Endless Fields of Detritus (Collssal)

9 comments

  1. 3-D Maps …
    Can we have them for all major interchanges, please?
    Useful for everyone, in fact.

  2. @BB GregT They forgot to include the maps in the press release. The example for Brighton I pulled up is a jpg from fabdigital, it’s a station plan with cubes instead of rectangles? I was expecting 3D fly-throughs for evaluating steps and ramp steepness.

  3. More than a decade ago, there used be excellent and VERY detailed photographs showing the actual layout of many/most stations including ramps and steps (numbers of steps and gaps were itemised), based on hovering over a particular section of a 2-dimensional map on the NRE website. Unfortunately, the photos are no longer there; presumably, NR and/or TOCs are no longer doing sufficiently regular audits/photography to keep the info up to date? That system was brilliant, realistic, and showed how things REALLY were with uncanny accuracy (although it was fun to try and spot a bench that had been moved or repainted a different colour since the photographs had been taken). But now we are supposed to be grateful for a limited number of flashy diagrams that were doubtless more expensive to make and doubtless going to become out of date much sooner…

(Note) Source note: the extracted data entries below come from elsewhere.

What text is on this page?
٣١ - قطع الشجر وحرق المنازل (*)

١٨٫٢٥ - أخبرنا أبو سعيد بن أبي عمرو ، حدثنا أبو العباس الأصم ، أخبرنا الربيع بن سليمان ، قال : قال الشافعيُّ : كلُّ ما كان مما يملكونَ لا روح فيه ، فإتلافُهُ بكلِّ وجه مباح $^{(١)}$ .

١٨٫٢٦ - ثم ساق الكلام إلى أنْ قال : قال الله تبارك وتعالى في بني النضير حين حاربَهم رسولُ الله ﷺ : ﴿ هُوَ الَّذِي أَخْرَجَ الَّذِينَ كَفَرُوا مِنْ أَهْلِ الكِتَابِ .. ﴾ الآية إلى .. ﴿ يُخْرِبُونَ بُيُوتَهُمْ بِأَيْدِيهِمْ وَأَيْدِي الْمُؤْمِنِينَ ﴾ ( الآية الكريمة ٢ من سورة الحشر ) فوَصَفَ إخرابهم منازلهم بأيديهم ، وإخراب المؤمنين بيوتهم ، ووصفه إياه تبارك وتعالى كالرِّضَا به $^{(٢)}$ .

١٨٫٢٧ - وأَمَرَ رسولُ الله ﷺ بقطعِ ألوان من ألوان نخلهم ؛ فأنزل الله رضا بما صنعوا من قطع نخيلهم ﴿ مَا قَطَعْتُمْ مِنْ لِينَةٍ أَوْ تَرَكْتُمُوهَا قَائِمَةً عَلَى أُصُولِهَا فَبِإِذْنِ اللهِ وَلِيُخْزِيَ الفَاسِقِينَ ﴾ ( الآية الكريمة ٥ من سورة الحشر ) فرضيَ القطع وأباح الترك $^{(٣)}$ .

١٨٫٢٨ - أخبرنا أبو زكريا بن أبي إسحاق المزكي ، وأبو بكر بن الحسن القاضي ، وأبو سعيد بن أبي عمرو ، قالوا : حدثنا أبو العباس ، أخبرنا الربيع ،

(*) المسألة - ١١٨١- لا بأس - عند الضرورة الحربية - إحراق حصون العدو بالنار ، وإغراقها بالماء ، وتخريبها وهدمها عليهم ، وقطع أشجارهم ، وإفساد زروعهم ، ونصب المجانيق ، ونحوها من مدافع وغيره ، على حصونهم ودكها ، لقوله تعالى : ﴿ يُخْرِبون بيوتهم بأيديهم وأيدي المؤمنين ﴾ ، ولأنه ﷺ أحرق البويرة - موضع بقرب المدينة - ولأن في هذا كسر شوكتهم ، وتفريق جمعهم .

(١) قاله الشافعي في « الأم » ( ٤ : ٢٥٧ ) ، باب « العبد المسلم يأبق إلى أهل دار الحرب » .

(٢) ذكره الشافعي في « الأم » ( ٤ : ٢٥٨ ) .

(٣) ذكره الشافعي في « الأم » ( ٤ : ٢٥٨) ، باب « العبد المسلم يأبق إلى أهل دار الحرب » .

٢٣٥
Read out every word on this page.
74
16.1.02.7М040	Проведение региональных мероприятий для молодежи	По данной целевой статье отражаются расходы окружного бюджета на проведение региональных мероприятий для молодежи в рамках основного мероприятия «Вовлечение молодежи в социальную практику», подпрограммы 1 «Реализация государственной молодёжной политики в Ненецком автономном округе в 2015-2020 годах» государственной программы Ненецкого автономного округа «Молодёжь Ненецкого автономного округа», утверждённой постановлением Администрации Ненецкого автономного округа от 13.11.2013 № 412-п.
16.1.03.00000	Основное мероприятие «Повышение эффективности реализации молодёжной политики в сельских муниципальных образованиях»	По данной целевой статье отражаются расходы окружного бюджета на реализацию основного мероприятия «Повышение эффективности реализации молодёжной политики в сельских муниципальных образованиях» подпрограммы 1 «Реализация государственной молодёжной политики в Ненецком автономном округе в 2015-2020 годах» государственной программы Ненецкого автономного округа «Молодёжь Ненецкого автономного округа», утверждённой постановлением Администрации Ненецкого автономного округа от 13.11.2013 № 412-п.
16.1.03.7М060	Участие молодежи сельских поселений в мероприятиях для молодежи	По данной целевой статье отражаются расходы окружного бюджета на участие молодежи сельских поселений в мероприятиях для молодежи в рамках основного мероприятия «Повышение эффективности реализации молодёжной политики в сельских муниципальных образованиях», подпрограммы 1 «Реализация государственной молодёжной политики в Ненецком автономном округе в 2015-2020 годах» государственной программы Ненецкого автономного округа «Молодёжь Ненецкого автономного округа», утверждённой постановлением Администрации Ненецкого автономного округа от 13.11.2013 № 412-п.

  4. Yes, I liked those in-station photos. Waverley is a confusing place to get around, and it was very useful to be able to plan a specific route from point to point in advance, with confidence that, no matter how busy, the reality would look like what had already been seen.

  5. @Greg T
    @anon

    If you go to networkrail.co.uk and pick “our stations” and under National stations pick one each has a “Interactive station map”. I have links I could post for all 20 we’ve done but WordPress would block them.

    Feedback is always welcome.

  6. @BB NR site says they manage 20 stations. Had a look at Liv St, I guess it shows how to navigate the terminus. Why not invite Google street view inside? After-hours they could walk through all the corridors and gates.

  7. TfL listened –
    Stations that now have Google Street View:
    Westminster, Baker Street, Oxford Circus, Canada Water, Bank, Monument, Embankment
    Bond Street, Euston Square, Tottenham Court Road, Farringdon, Old Street, Whitechapel
    Custom House, Tottenham Hale, London Bridge, Cannon Street, Charing Cross

    Google Street View will be available before the end of the year:
    Canning Town, Camden Town, Stratford, South Kensington, Hammersmith (District & Piccadilly), Hammersmith (Hammersmith & City Line), Moorgate, Highbury & Islington
    King’s Cross St. Pancras, Victoria Station, Waterloo, Paddington, Euston, Liverpool Street
    Clapham Junction, Canary Wharf, Green Park

    One omission already identified for a fix is that navigating with the lift requires the user to hunt around the map to locate the next part of the journey, this will be remedied so that it is possible to ride the lift.